David Bailey

Personal information
- Born: March 17, 1945 Toronto, Ontario, Canada
- Died: August 27, 2022 (aged 77) London, Ontario, Canada
- Spouse: Barbara Bailey
- Children: 3

Medal record
Men's Athletics
Representing Canada
Pan American Games
| Bronze medal – third place | 1967 Winnipeg | 1.500 metres |
World University Games
| Silver medal – second place | 1967 Tokyo | 1.500 metres |

= David Bailey (pharmacologist) =

Canadian runner and pharmacologist (1945–2022)

David George Bailey (March 17, 1945 – August 27, 2022) was a Canadian track and field athlete, and subsequently a recognized pharmacologist, who pioneered the research of grapefruit–drug interactions.

==Athletic career==
Bailey represented Canada at the 1968 Summer Olympics in the men's 1,500 metres. He was the first Canadian to run the mile in less than 4 minutes (3:59.1) in San Diego, CA on June 11, 1966 and the first Canadian to run the mile in less than 4 minutes in Canada (3:57.7) in Toronto on July 22, 1967. A resident of North York, Ontario, he won the bronze medal in this event at the 1967 Pan American Games and the silver medal in this event at the 1967 World University Games. He was two-time Canadian Universities Track and Field Athlete of Year (1965, 1967) and two-time inductee into the University of Toronto Sports Hall of Fame (individually 1998 and team 2003). He was a member of 9 Canadian national track and field teams, competing at:
- World University Games, Budapest 1965,
- Commonwealth Games, Kingston, Jamaica, 1966,
- Pan American Games, Winnipeg, 1967,
- Commonwealth vs. USA, Los Angeles, 1967,
- World University Games, Tokyo 1967,
- Pre-Olympic Games, Mexico City, 1967,
- Soviet Union Tour, 1968,
- European Tour, 1968,
- Olympic Games, Mexico City, 1968.

==Academic career==
Bailey completed undergraduate studies in Pharmacy (1968) and graduate work in Pharmacology (M.Sc. 1970; Ph.D. 1973) at the University of Toronto. After post-doctoral training in Pharmacology at the University of Saskatchewan and work in drug development for the pharmaceutical industry, he returned to academia in 1986 at the University of Western Ontario, Canada. He was a full Professor in the Departments of Physiology & Pharmacology and Medicine. His research focused on mechanistic and translational clinical pharmacological investigations related to drug interactions.

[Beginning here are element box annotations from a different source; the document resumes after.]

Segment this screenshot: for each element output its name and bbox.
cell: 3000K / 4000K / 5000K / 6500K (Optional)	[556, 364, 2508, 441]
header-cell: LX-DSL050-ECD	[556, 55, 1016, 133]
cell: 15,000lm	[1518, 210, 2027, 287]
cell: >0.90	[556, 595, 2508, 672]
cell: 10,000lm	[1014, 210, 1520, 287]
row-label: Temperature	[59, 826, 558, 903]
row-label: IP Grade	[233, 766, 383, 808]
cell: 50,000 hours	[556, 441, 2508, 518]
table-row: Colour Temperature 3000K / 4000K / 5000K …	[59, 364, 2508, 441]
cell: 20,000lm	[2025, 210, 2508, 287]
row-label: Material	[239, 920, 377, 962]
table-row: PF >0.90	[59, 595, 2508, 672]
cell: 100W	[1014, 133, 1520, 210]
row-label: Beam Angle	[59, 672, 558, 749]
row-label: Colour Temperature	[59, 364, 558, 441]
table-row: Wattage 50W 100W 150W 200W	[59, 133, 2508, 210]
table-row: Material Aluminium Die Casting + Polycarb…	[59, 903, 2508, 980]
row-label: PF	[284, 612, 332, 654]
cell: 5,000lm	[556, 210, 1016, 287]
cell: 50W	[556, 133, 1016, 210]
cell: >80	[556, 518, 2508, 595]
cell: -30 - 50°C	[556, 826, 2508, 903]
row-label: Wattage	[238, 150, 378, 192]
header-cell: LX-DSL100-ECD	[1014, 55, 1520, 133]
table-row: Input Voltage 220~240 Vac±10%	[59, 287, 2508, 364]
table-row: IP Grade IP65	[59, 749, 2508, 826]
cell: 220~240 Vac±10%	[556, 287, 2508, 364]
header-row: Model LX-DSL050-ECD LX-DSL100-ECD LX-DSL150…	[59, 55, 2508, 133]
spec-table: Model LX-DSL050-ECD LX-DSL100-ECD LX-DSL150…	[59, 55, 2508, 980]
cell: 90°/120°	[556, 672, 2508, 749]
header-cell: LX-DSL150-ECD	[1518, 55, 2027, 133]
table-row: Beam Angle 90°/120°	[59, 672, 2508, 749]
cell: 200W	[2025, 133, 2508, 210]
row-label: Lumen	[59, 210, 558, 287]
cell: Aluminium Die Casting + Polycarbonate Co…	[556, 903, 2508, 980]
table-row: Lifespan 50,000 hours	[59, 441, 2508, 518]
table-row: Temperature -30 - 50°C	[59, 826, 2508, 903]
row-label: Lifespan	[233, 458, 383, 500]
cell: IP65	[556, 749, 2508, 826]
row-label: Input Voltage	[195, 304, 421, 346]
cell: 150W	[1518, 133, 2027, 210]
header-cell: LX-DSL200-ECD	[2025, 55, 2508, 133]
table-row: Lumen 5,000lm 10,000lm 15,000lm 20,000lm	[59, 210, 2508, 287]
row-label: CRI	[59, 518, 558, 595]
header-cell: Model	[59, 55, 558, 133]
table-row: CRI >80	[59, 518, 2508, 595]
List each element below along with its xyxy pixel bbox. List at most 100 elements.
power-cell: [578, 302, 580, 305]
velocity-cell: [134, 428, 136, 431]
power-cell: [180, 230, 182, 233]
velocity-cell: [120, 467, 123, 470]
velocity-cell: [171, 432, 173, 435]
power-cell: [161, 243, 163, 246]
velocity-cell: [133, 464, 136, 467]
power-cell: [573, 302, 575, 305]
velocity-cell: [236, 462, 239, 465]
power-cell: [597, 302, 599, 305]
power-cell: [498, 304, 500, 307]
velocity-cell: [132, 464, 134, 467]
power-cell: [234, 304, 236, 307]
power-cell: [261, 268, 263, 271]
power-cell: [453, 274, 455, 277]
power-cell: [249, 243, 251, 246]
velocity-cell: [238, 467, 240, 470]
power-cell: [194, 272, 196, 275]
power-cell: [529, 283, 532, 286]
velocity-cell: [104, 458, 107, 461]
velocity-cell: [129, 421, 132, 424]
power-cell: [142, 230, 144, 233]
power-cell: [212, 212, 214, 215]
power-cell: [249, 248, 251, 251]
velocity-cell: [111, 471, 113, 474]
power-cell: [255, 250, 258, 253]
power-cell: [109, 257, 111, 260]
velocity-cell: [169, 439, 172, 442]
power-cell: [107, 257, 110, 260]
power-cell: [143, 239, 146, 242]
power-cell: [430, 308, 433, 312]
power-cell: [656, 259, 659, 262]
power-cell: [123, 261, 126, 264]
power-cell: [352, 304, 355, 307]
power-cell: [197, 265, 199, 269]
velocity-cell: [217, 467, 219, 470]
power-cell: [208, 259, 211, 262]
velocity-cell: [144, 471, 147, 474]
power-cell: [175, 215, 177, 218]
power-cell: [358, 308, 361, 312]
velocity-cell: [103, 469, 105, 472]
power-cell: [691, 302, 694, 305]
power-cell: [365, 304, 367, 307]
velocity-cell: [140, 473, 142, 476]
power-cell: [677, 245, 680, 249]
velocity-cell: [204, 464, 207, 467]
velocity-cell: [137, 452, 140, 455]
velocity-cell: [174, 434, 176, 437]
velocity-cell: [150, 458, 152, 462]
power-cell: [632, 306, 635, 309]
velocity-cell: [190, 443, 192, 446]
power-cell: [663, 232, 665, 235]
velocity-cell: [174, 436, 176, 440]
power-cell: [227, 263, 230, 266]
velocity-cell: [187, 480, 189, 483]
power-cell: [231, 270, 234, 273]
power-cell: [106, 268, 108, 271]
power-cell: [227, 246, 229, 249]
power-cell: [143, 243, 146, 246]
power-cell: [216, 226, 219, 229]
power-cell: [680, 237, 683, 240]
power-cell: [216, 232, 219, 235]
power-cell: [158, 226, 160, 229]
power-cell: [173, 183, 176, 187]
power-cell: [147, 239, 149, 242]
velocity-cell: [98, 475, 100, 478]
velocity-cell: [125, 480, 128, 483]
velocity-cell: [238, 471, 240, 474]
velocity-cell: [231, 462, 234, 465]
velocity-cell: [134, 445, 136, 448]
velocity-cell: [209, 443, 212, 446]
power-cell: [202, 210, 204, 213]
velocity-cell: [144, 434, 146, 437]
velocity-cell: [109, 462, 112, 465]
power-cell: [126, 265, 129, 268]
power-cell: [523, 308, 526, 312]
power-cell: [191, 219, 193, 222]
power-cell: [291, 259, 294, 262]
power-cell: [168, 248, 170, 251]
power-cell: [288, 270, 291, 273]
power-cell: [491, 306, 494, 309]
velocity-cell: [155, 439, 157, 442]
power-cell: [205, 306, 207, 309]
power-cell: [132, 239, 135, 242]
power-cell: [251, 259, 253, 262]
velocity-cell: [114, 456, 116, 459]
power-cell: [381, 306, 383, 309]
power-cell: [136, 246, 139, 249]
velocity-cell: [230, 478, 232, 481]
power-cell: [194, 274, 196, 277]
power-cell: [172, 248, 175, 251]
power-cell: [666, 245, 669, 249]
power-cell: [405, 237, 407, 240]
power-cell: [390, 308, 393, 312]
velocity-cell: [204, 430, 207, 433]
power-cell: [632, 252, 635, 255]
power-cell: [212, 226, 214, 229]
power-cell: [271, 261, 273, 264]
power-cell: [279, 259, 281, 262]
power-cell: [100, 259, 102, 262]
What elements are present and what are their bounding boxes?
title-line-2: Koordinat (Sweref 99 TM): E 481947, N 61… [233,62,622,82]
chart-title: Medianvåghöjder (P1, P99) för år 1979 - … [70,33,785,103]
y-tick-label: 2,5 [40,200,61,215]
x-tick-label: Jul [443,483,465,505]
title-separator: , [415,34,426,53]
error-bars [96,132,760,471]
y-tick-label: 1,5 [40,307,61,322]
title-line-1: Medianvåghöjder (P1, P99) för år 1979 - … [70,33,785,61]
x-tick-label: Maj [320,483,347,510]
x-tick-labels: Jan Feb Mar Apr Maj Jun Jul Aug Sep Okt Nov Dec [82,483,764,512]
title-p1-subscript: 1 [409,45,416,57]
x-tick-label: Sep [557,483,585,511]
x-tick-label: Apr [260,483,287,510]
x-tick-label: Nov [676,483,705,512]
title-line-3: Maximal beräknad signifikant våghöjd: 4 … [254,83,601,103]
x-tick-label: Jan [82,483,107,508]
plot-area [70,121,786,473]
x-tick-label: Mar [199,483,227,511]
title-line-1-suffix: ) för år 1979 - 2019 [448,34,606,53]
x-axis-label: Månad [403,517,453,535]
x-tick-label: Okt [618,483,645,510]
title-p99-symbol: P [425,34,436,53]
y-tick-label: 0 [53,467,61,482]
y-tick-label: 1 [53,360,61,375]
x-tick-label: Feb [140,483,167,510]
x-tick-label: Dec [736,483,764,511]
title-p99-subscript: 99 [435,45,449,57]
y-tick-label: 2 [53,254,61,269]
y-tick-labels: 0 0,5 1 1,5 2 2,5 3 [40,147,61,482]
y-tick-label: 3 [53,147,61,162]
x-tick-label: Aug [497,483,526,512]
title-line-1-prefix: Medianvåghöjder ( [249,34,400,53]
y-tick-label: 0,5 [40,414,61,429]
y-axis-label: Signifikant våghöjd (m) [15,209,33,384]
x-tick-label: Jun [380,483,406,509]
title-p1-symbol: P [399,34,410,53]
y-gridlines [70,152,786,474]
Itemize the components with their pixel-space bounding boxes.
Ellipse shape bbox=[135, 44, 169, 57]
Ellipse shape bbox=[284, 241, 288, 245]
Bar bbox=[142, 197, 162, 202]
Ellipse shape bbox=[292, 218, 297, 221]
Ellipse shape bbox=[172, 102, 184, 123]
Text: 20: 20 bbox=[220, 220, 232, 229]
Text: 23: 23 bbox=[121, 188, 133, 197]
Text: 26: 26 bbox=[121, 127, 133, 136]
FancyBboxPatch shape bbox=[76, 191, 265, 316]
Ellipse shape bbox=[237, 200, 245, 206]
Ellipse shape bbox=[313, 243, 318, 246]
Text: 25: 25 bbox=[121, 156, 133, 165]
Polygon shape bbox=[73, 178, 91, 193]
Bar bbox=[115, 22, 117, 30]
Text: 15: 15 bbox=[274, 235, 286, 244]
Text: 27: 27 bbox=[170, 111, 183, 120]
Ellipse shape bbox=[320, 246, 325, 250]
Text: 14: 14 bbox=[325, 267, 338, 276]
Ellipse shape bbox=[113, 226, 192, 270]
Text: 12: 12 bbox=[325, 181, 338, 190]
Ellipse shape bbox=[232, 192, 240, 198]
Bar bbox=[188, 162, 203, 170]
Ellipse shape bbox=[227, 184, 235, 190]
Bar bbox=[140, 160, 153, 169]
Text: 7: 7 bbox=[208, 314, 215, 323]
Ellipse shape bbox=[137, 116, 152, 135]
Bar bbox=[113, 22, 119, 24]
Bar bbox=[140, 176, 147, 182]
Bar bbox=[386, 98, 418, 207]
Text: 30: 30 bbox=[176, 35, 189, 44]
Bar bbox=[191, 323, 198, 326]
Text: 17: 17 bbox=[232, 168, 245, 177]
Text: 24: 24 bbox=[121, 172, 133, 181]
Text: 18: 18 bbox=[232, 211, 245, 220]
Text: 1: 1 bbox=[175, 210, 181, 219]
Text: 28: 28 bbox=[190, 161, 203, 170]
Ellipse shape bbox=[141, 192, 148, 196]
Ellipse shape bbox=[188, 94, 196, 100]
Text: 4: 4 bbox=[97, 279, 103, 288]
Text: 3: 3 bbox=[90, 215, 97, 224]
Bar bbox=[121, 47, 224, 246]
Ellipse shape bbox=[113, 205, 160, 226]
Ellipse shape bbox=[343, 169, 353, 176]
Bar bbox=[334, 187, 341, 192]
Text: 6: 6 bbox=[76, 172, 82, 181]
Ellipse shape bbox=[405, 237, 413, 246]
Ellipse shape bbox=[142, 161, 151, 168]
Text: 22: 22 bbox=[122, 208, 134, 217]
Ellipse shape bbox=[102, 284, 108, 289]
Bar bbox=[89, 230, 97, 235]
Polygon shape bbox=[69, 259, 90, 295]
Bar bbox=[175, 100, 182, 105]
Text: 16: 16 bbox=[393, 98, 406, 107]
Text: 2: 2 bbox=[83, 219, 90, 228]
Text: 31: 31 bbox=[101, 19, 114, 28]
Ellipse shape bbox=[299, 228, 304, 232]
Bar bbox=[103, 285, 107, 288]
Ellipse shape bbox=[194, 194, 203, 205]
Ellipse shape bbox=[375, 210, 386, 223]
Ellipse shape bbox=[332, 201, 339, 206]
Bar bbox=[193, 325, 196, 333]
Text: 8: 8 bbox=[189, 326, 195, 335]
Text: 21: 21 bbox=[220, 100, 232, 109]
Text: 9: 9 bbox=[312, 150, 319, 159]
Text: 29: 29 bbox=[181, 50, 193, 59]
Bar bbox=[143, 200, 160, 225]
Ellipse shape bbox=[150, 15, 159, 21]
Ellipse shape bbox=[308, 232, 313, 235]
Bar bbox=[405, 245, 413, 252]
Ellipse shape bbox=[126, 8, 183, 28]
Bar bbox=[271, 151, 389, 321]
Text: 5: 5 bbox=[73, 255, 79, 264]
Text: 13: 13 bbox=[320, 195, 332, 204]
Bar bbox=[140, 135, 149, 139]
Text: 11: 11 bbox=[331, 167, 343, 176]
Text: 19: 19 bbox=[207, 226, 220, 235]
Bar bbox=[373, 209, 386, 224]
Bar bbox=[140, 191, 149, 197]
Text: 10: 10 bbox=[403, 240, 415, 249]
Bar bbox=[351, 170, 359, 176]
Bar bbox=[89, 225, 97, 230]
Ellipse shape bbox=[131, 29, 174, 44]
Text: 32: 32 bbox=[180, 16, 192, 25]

Bailey's notable publication of grapefruit–drug interactions has been cited more than 300 times. Grapefruit decreased drug metabolism in humans, which likely represented the first clinical example of a food producing such an effect. Clinically, the concern is that a single judicious amount of grapefruit ingested even many hours beforehand would noticeably boost oral drug bioavailability and cause overdose toxicity. Research findings have demonstrated that grapefruit produced a clinically relevant interaction with more than 40 medications. Formal product information for a number of highly prescribed or essential medications now warn about the risk of a grapefruit-induced adverse drug interaction. A label stating, "Do NOT take with Grapefruit Juice" is often affixed to prescription vials.

Bailey's research was prominently discussed in such prestigious journals as Nature Medicine and the New England Journal of Medicine. A review article of his on the topic of grapefruit–drug interactions was republished in a special 2004 Anniversary Edition of the British Journal of Clinical Pharmacology, which reprinted only 14 publications that were considered of major importance over the past 30 years. A research study in the elderly received the William B Abrams Award from the American Society for Clinical Pharmacology & Therapeutics (1999). Bailey was the recipient of the Senior Investigator Award from the Canadian Society for Clinical Pharmacology (2005). Moreover, this research is now well known to the public through numerous articles in the lay press. Some were in the most influential and trusted publications including The New York Times (March 21, 2006), National Geographic (March 2007) and the Wall Street Journal (November 27, 2007). Thus, this research has received significant scientific, clinical and mainstream stature.

In later years, Bailey shifted the focus of his research slightly to assessing the effect of fruit juices on other potentially important mechanisms of drug absorption. Research found that grapefruit and other juices (orange and apple) inhibited a specific intestinal drug uptake transporter (organic anion transporting polypeptide 1A2; OATP1A2) to diminish oral drug absorption discernibly in humans. The initial publication in 2002, which has been cited more than 100 times, supported a new model of intestinal drug absorption and novel mechanism of food-drug interactions. Bailey showed that the major flavonoid in grapefruit, naringin, was an important clinically active inhibitor of intestinal OATP1A2. This appeared to be the first example of a single dietary constituent modulating drug transport in humans.

Bailey died in London, Ontario on August 27, 2022, at the age of 77.